From the standpoint of firepower, I have what it takes to kill a bear. My Winchester 45-70 has bullets the size of cigars which offer a fierce recoil when fired, but the only thing I have ever killed with it is my shoulder. I showed the bullets once to a bear in our apple trees, and he climbed down and left. He returned that night and I fired a warning shot over his head to scare him off. Instead, our old 400 pound pig, Lucy, bolted from her pasture and spent a day or two jogging around greater Tamworth. She arrived home exhausted with considerably less bacon on her bones. The bear was fat and happy, dropping apple pies throughout the pasture.
The only time I was ever threatened by a black bear, I resolved the situation with four-letter words and a handful of rocks, not a rifle. Amy and I were deep in the Boundary Waters Canoe Area wilderness in northern Minnesota, and one morning just as we had finished breaking camp, a big sow with three cubs came sauntering into camp. Immediately the sow sent her cubs up three different trees, and Amy wisely ran for the canoe. I, on the other hand, stayed with our heavy packs which contained our food, and the bear and I sized each other up from 50 feet. What happened next I had learned about while earning a bachelor of science degree in wildlife biology in Wisconsin. She suddenly charged me and hit the brakes at around 10 feet, close enough where each of us could tell if the other had recently flossed.
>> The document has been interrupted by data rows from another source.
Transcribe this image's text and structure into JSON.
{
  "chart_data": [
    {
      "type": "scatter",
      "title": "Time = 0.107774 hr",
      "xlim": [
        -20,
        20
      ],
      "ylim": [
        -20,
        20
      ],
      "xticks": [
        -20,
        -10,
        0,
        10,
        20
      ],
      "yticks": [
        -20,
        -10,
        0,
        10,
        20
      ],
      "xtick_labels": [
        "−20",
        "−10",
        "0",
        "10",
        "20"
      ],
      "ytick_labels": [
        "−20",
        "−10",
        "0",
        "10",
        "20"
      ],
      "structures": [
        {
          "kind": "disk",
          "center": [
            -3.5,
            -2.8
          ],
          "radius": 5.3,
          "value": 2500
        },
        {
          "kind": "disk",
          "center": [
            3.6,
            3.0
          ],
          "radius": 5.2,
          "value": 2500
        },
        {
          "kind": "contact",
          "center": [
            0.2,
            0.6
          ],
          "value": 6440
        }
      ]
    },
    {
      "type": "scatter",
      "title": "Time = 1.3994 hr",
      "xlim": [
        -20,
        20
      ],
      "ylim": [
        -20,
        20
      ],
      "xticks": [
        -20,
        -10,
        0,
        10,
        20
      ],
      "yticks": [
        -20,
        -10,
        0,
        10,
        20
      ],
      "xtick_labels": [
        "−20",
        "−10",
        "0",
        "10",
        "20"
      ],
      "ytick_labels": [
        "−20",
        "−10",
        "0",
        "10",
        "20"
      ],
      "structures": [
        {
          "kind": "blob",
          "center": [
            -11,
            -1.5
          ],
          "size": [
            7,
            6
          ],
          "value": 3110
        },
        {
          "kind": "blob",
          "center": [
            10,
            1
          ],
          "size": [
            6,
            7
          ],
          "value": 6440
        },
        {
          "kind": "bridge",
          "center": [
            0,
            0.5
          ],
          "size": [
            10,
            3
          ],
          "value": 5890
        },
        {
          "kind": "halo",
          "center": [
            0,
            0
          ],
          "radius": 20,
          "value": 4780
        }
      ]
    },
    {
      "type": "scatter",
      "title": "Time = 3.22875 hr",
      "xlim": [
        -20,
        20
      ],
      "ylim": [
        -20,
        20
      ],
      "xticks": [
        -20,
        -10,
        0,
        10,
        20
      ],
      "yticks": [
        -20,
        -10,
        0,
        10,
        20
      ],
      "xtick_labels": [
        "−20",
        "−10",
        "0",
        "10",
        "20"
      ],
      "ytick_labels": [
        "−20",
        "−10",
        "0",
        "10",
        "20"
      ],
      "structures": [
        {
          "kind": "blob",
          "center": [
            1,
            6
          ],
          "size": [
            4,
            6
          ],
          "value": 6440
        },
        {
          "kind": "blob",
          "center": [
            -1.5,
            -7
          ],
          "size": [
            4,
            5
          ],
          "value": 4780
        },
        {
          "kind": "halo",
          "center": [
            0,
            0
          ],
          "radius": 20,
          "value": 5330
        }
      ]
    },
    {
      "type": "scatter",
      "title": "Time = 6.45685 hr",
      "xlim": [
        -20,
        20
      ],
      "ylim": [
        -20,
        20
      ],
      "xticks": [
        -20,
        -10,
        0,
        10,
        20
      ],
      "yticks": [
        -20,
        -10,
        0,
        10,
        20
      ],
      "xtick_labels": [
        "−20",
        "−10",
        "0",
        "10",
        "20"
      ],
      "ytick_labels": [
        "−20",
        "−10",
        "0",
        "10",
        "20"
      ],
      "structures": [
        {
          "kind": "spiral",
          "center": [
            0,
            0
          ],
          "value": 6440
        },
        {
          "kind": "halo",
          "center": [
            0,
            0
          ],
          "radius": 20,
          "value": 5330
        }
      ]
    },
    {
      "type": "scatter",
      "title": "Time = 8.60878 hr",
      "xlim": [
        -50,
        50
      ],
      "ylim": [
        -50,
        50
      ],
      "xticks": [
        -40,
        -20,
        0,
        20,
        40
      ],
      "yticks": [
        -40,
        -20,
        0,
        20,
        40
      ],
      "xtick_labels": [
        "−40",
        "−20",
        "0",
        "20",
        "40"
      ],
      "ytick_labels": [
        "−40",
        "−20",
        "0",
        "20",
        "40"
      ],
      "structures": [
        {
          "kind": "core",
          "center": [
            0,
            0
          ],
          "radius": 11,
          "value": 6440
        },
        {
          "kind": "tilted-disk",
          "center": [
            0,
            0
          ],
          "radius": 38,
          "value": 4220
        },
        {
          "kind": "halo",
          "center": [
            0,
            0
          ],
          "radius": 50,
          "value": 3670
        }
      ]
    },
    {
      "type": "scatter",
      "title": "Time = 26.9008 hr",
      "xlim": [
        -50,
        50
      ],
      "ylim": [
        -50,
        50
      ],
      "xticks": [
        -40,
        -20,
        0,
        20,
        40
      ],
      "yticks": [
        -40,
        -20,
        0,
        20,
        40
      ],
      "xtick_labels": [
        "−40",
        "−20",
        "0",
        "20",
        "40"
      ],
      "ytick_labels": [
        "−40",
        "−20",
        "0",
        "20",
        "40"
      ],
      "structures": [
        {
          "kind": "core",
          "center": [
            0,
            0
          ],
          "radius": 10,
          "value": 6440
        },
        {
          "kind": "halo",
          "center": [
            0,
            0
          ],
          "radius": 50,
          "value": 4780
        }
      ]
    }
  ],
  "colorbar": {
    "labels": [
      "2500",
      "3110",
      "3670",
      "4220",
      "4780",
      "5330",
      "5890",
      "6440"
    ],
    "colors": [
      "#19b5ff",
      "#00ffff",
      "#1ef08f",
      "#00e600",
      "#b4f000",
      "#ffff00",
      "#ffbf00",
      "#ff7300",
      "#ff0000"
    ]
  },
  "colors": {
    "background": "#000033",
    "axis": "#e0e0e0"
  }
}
It was a bluff charge meant to scare me from the food, and I stood my ground only because I was too afraid to do anything else. This was a long long way from campus life. She slowly retreated, and I think that bluff charge was a masters and PhD all rolled into one.
Then she came at me again, and this time I remembered the advice of a backcountry ranger, and I threw a handful of rocks and hurled some primal language. It worked, and I actually advanced on her with more rocks and more insults regarding her grocery shopping habits. She and her cubs retreated out of camp and, of course, so did I.
That sow cut me some slack. Evolution had groomed every one of her cells to know that each conflict has a cost, and you’d better be pretty good at accounting. In a crowded world where humans continue to encroach on wild, forested land, black bears will continue to come knocking. I hope we respond with the finest, most creative and compassionate bluff charge that humanity can muster, and then remember to cut them a little slack.